Almost indistinct from other Wandjina sites throughout the Kimberley, the Kaiara are only told apart from the legends of their beginning. Ranging from Bigge Island east to Vansittart Bay are six documented Kaiara sites. Although it is not recognised by the traditional owners of the sites, the stories relating to the Kaiara could be said to have distinct similarities to interactions with the first visitors to the Australian continent.

Most Kaiara sites tell of stories of a father Wandjina and his children, similar to the hierarchy of a ship's captain and his sailors.
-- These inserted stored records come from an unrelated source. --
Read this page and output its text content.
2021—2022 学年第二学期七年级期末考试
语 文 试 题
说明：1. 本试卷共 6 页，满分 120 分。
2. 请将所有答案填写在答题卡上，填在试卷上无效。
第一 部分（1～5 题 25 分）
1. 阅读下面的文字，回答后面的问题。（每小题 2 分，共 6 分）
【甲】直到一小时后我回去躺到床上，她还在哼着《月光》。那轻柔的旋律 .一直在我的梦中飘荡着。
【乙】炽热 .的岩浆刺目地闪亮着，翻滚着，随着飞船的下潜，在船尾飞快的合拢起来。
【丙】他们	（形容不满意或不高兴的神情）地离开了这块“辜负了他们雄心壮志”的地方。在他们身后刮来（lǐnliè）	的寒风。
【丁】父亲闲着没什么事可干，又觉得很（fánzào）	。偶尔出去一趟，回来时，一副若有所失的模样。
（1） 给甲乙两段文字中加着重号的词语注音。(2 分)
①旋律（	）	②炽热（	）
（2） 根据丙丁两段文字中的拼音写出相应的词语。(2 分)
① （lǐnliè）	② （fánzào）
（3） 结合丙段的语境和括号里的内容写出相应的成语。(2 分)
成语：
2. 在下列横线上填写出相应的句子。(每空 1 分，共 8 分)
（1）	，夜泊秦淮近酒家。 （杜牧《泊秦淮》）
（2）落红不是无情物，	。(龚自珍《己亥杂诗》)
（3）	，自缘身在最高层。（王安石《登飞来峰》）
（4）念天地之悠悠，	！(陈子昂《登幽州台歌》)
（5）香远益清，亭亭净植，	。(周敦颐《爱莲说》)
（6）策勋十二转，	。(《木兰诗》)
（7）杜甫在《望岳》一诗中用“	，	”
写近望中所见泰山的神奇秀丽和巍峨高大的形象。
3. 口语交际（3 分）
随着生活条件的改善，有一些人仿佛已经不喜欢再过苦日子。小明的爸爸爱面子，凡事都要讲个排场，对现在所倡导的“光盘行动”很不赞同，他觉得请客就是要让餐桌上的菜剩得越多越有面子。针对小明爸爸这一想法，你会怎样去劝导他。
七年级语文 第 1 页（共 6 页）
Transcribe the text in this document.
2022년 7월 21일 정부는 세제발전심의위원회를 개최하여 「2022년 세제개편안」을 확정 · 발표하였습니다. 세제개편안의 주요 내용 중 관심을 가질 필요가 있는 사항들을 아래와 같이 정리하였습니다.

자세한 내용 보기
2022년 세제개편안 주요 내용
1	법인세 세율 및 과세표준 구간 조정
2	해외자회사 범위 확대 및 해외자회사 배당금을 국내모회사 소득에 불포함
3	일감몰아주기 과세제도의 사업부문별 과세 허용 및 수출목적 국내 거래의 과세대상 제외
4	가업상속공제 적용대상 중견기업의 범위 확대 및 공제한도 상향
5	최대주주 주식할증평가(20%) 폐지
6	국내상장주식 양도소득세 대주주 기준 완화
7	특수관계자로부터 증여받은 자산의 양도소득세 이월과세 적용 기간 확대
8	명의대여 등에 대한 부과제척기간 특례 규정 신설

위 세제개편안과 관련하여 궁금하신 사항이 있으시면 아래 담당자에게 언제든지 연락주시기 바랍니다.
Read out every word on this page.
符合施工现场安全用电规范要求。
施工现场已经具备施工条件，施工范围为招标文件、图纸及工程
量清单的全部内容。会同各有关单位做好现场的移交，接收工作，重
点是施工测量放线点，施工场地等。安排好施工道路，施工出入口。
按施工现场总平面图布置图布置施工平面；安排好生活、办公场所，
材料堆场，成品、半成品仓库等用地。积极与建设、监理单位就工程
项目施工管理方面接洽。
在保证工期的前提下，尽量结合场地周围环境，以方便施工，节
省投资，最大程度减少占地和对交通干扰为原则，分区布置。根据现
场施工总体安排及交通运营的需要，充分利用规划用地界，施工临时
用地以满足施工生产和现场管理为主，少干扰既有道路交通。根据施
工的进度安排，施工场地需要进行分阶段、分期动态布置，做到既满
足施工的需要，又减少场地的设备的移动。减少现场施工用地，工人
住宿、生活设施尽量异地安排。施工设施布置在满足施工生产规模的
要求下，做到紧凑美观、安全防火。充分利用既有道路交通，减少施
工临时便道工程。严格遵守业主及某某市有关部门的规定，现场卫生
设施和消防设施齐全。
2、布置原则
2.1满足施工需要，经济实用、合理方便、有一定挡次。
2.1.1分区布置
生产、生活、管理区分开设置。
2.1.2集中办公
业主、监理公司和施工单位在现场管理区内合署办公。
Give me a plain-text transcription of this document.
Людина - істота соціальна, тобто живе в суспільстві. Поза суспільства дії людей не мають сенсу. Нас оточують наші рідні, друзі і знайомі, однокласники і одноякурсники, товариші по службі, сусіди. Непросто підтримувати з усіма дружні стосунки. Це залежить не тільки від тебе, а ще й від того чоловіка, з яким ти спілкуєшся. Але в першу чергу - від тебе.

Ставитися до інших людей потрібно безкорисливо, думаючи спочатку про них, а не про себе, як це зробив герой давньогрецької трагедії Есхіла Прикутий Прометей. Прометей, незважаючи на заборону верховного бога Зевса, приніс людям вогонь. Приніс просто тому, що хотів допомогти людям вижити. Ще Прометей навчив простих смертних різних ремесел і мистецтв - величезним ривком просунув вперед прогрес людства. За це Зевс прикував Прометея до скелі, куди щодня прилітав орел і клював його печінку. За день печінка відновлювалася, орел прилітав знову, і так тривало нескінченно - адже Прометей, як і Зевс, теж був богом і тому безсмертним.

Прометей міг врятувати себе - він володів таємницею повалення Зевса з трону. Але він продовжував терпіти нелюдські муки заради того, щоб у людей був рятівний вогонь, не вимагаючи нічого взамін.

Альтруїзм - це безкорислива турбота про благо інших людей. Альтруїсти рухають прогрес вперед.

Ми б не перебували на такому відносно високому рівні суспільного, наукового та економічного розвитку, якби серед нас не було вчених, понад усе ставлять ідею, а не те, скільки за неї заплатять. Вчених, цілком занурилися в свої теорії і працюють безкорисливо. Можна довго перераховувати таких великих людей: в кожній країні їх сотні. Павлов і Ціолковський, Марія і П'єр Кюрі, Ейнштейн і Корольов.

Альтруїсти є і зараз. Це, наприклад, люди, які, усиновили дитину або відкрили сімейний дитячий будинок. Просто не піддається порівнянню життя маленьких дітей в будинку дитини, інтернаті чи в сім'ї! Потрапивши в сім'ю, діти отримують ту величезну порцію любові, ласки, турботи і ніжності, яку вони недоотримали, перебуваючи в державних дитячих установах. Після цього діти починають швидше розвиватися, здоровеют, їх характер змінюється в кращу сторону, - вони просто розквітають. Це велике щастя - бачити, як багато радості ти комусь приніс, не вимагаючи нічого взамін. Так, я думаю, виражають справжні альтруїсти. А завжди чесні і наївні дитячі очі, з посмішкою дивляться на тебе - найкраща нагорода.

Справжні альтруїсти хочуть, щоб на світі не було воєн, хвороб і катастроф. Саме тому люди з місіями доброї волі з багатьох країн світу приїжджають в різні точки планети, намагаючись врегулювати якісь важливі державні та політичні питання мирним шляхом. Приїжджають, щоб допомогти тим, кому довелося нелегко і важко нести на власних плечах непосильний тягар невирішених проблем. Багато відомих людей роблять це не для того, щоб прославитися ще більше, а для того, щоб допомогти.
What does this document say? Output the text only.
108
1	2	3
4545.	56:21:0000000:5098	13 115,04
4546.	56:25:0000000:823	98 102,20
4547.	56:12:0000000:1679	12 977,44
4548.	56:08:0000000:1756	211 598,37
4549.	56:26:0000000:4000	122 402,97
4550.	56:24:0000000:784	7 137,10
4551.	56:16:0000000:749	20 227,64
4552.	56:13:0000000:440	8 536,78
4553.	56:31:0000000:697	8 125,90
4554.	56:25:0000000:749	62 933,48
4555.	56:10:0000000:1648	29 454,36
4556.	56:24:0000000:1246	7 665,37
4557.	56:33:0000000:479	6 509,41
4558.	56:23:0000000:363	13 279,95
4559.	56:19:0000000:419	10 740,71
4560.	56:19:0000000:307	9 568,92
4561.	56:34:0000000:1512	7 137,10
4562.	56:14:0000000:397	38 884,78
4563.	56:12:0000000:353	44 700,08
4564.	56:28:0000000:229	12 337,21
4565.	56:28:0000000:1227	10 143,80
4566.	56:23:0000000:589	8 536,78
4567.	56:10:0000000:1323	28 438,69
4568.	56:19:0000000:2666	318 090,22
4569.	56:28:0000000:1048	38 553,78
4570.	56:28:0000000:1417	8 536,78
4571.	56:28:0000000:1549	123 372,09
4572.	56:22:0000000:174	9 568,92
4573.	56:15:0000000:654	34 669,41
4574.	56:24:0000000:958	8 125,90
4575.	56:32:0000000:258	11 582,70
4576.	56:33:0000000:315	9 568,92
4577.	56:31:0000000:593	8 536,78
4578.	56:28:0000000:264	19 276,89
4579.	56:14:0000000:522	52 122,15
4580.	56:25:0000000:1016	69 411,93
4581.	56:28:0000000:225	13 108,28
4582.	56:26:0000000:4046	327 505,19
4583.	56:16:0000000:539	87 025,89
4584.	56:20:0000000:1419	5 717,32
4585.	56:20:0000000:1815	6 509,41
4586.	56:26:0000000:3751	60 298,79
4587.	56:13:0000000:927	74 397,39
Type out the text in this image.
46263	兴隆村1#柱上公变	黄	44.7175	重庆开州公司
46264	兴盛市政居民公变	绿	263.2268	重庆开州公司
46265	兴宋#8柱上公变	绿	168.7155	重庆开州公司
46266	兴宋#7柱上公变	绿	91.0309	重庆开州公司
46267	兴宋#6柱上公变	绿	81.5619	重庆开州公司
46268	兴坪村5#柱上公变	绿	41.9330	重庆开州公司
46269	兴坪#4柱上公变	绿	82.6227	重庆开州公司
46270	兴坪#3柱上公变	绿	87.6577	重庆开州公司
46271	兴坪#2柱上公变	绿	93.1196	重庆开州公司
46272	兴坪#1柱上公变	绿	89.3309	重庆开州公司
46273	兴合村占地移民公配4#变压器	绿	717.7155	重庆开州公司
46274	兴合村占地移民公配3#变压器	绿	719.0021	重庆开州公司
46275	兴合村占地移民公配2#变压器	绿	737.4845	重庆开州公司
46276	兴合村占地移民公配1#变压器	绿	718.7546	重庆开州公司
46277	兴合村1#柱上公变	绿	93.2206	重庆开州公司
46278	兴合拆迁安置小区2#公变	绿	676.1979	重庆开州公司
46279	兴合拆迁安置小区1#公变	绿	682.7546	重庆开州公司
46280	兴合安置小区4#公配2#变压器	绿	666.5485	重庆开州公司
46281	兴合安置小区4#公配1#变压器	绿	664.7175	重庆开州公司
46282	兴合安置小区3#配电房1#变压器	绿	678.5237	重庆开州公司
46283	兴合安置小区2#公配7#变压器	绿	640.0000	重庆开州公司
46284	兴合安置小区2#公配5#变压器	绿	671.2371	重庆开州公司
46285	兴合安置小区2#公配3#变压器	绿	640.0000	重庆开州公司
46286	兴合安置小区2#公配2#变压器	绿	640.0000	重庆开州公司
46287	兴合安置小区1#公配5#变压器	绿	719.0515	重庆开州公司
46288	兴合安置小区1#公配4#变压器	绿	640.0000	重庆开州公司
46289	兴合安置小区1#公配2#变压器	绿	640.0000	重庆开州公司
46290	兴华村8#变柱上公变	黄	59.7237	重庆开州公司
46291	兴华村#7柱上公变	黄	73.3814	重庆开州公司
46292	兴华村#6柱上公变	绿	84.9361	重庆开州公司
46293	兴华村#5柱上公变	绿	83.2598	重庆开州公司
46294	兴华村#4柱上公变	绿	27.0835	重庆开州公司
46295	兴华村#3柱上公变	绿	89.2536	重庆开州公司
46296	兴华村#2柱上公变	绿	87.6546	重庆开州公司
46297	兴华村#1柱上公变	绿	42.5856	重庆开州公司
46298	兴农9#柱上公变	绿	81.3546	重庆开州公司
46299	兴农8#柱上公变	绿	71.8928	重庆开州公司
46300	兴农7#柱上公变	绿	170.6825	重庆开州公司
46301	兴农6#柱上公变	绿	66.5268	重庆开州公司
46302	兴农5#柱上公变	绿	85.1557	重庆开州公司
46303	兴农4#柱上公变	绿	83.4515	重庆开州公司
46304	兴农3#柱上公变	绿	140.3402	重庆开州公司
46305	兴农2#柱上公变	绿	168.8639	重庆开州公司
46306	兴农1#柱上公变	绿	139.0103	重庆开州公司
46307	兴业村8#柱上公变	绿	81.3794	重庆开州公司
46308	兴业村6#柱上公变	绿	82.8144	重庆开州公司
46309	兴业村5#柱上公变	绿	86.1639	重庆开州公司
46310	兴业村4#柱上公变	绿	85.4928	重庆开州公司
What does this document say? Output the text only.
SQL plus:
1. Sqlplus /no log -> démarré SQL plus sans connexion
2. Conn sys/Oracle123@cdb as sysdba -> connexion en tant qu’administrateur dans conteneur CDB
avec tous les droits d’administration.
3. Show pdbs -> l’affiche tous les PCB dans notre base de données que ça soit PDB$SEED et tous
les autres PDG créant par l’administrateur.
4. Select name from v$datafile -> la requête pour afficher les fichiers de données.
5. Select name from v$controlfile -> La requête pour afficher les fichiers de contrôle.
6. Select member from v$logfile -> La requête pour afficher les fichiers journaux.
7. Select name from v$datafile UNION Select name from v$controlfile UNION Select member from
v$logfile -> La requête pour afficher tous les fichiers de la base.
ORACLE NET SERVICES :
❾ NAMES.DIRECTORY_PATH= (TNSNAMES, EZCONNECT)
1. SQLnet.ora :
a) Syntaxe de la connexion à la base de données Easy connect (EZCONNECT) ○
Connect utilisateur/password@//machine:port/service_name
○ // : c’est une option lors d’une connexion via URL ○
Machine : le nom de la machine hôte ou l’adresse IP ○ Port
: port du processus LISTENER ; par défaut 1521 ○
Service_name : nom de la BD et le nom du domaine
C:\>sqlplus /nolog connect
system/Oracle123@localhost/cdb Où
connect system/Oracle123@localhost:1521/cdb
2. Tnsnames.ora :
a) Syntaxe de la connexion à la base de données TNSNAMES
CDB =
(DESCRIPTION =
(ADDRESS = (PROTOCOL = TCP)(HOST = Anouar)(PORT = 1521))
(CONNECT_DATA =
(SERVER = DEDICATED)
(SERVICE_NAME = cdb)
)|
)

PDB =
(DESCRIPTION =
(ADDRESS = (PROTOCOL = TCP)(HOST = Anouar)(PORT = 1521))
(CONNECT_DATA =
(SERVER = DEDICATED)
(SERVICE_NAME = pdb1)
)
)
At Bigge Island near the image of the boss Kaiara, are paintings of boats and what was described as his child spirits chewing on a popular root found in the area. However, it has been suggested that they are images showing men with pipes, possibly an interaction with the Dutch explorer Abel Tasman when he sailed the Kimberley Coast in the 1640s. At the site Chalangdal in Vansittart Bay the story was told of a group of Kaiara brought to the land by sea from the north. They landed and in fear, sought shelter in the large caves and rocky outcrops as a large cyclone lashed the coast. They remained there and their images were left on the cave walls. A similar story in Swift Bay where a father Wandjina is painted with an impressive halo depicting a huge storm cloud, his children Kaiara surround the cloud peeking from its edges. At Mudge Bay the site tells the story of a Sea Wandjina whose catamaran foundered and who walked on the bottom of the sea like a diver, his children all cried for him to return. When they brought him back to the surface they had to remove the barnacles that had collected on him. He was placed in a nearby cave, perhaps a story of interactions with the first pearl divers? or possibly with Makassan trepang collectors from Sulawesi who are believed to visit the north coast as early as the 17th century?

It could only be speculative whether or not they are glimpses into our indigenous Australian's first interactions with outside visitors. Given their extreme remoteness and inaccessibility, that we still have an insight into their stories is very impressive and a credit to Ian Crawford and the traditional owners. Over the last century, since being off country some sites have been lost to the elements but of those that remain, the Kaiara sites of the North Kimberley coast are some of the most impressive and enigmatic art sites we've ever been fortunate enough to visit across Australia.